2) Debra and John C – VA, USA (Gokyo Lakes Trek – 2022)
On our trek to Gokyo Ri in Nov/Dec 2022, I was almost 59 years old and my husband was 57 years old. To train, I worked my way up to rowing at a moderate pace for 30 minutes on level 8 of the row machine – followed by either 2 hours wearing a 18lb backpack on a treadmill with a 30 degree incline capability (about 80 percent of that time was at the 30 degree incline) and moving at a relatively fast pace OR 1.5 hours on the stair stepper without a backpack (taking a 30 second break every 30 minutes) and going at a medium pace and moving forward, backward, and doing side-steps for a variation and less boredom. My husband rode his bike at least twice a week for 20-40 miles along with arm, back, leg exercises at the gym.
The trek was challenging sometimes, but we took brief rests (30 seconds to a minute) up some of the steep inclines. Then of course, we took several breaks along the way of at least 10 minutes to drink, snack on something, and enjoy the amazing views.
I brought too many energy bars, so I would advise people to only bring a few. Even for my sensitive stomach, I was able to select food from the menus on places along the trek to keep me satiated. We each brought electrolyte packages to add to one of our two water bottles each day; we thought they were very helpful! Lastly, carefully read all the instructions provided by Crystal Mountain Treks, it included a lot of helpful information.
3) Claudine W – ME, USA (Annapurna Base Camp, Tengboche Trek, Kailash Trek (Tibet), Kanchenjunga Trek, Pikey Peak Trek)
My first adventure was in 2002. I focused—and still focus—on endurance and stamina, not speed. I hiked about four to five miles a day on the Roller Coaster section (14 miles of ups and downs) of the Appalachian Trail on the Blue Ridge in Northern Virginia. My training goal was to “stay vertical” (as my trekking buddy use to say) as well as stay healthy. I developed a slow-to-moderate pace that still serves me well. While hiking on the Roller Coaster, I carried a small backpack weighing 6-8 pounds—a 2-liter platypus of water, jacket, rain gear, snacks and a camera.

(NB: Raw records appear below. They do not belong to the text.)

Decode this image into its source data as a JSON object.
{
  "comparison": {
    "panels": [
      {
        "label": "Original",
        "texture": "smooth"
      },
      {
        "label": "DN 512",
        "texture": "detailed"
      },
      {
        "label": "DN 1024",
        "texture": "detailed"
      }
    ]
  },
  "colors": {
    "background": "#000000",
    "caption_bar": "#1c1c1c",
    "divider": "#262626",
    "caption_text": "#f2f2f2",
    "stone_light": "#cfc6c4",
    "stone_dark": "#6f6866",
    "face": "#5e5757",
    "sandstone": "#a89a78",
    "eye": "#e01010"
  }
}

I did not cross-train (for example, biking, rowing or gym workouts) or spend much time lifting weights.
I worked on steady, conscious breathing, especially when going up hills or steps—slowly inhaling through my nose, exhaling through my mouth—which definitely paid off in chilly Himalayan environments above 9-10,000 feet. Too much mouth breathing makes my throat dry and raspy and leaves my upper respiratory system vulnerable to infections.
What started out as training for my first Nepal treks has become a daily routine that I pretty much follow today, twenty years later. I used the “art-of-hiking” or the rest step method on rock stairs and steep paths. This method allows for micro breaks as you straighten your knee and pause after stepping up. Wider stairs allow for a couple of horizontal steps and time to catch your breath before continuing up. Again, keeping a relatively slow, steady pace and building endurance. Training for elevation can be tricky, so a couple of months before I left for Nepal in 2002, I spent a week in Colorado, climbing Fourteeners. Invaluable!